2.5 Citation Management

Now we can proceed to cite articles from our .bib file freely inserting syntax like this: [@shannon2017]. Shannon wrote this interesting article on symmetric dimethylarginine (1), Stephen wrote about wellness initiatives with Dr. Diamandis (2) and Dan wrote a paper about PTH when he was a resident (3). That makes for a total of 3 citations in this manuscript. (1–3)

3 Reporting Your Results

3.1 Figures

You can embed figures in R Markdown as local images or hyperlinks as follows:

![Grumpy Cat does not care about reproducibility](grumpy.jpg)

Grumpy Cat does not care about reproducibility

Grumpy Cat does not care about reproducibility

If you need to do cross-referencing of figures in your document which will change automatically for you if you insert another figure, you can do this by inserting your figure with an R code-chunk and giving the code-chunk a name.


This is the ancient aliens guy.

Figure 3.1: This is the ancient aliens guy.

Then you can reference your code chunk using syntax like this: See figure \@ref(fig:ancient-aliens)

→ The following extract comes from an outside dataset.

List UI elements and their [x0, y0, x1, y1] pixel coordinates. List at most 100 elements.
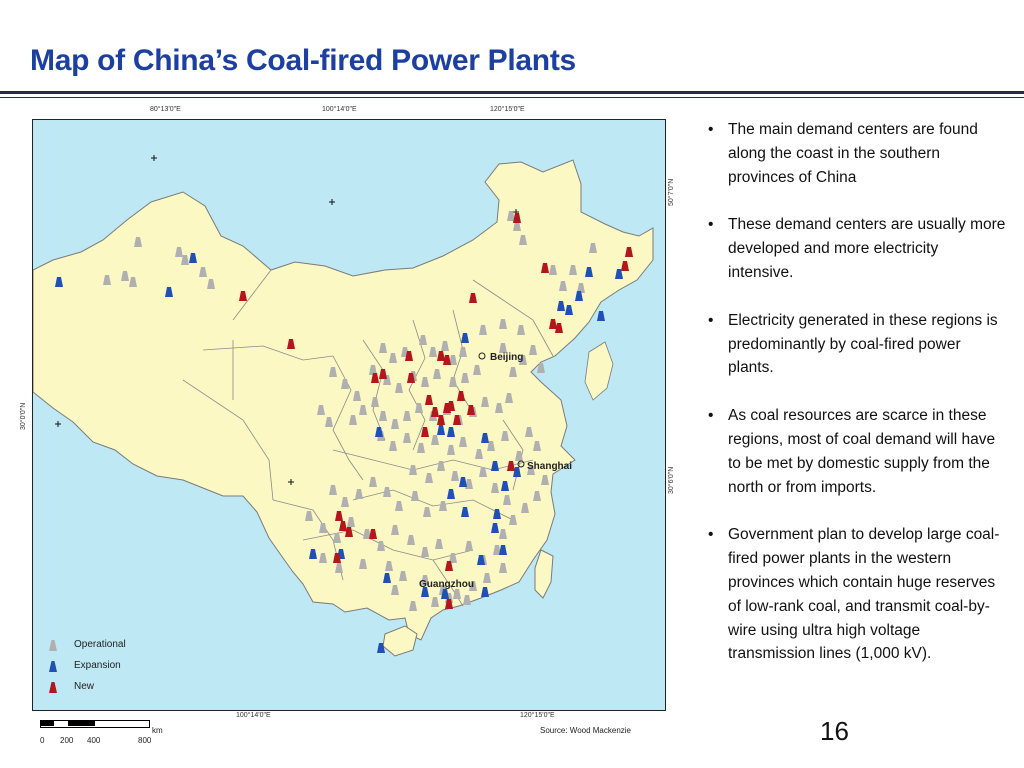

and you will automatically create appropriately cross-referenced figures that get automatically numbered like this: See figure 3.1. Of course the hallmark of the reproducibility to embed R code right into the document. See for example figure 3.2

 

This is a reproducible figure

Figure 3.2: This is a reproducible figure

3.2 Inline Calculations

When you are reporting your amazing results you can have inline code calculations by syntax that looks like this: `r round(median(x),1)` and would result in the median value of \(x\) being reported as 43.9 mmol/L.

3.3 Tables

Tables are not a problem either and can be made with the kable() function of the knitr package or with the xtable package. Tables can be crossreferenced analogously to figures. See table 3.1

Table 3.1: This is a great table
First Second Third
1 2 2
2 3 6
3 4 12
4 5 20
5 6 30

3.4 Math

Math works pretty magically using \(\LaTeX\) syntax. For example inline math can be done like so $\sin^2x + \cos^2x = 1$. This will result in: \(\sin^2x + \cos^2x = 1\). And math can also be done as a code block like so:

Gauss’ Law says: \[
\oint_S {E_n dA = \frac{1}{{\varepsilon _0 }}} Q_{inside}
\]

Equations can be cross-referenced just like tables and figures.

4 Conclusion

I hope this makes writing a reproducible paper easier for you. A minimal template to produce output in PDF is here. And the PDF output itself is here. You’ll need \(\LaTeX\) installed of course.

 

Parting Thought

You can cite books too and get Greek letters too:

“Very truly I tell you,” Jesus answered, “before Abraham was born, \(\varepsilon\gamma\omega\) \(\varepsilon\iota\mu\iota\) (I Am)!” (4)

References

1. Brooks ER, Haymond S, Rademaker A, Pierce C, Helenowski I, Passman R, et al. Contribution of symmetric dimethylarginine to gfr decline in pediatric chronic kidney disease. Pediatr Nephrol. Springer; 2017;1–8.

2. Li M, Diamandis EP, Paneth N, Yeo K-TJ, Vogt H, Master SR. Wellness initiatives: Benefits and limitations. Clin Chem. Clinical Chemistry; 2017;63:1063–8.

3. Holmes DT, Levin A, Forer B, Rosenberg F. Preanalytical influences on DPC IMMULITE 2000 intact PTH assays of plasma and serum from dialysis patients. Clin Chem. Clinical Chemistry; 2005;51:915–7.

4. John the A, Chist J, Spirit H, God F. The Gospel According to John, 8:58. 1 Heavenly Way: Hosannah Press; 80AD.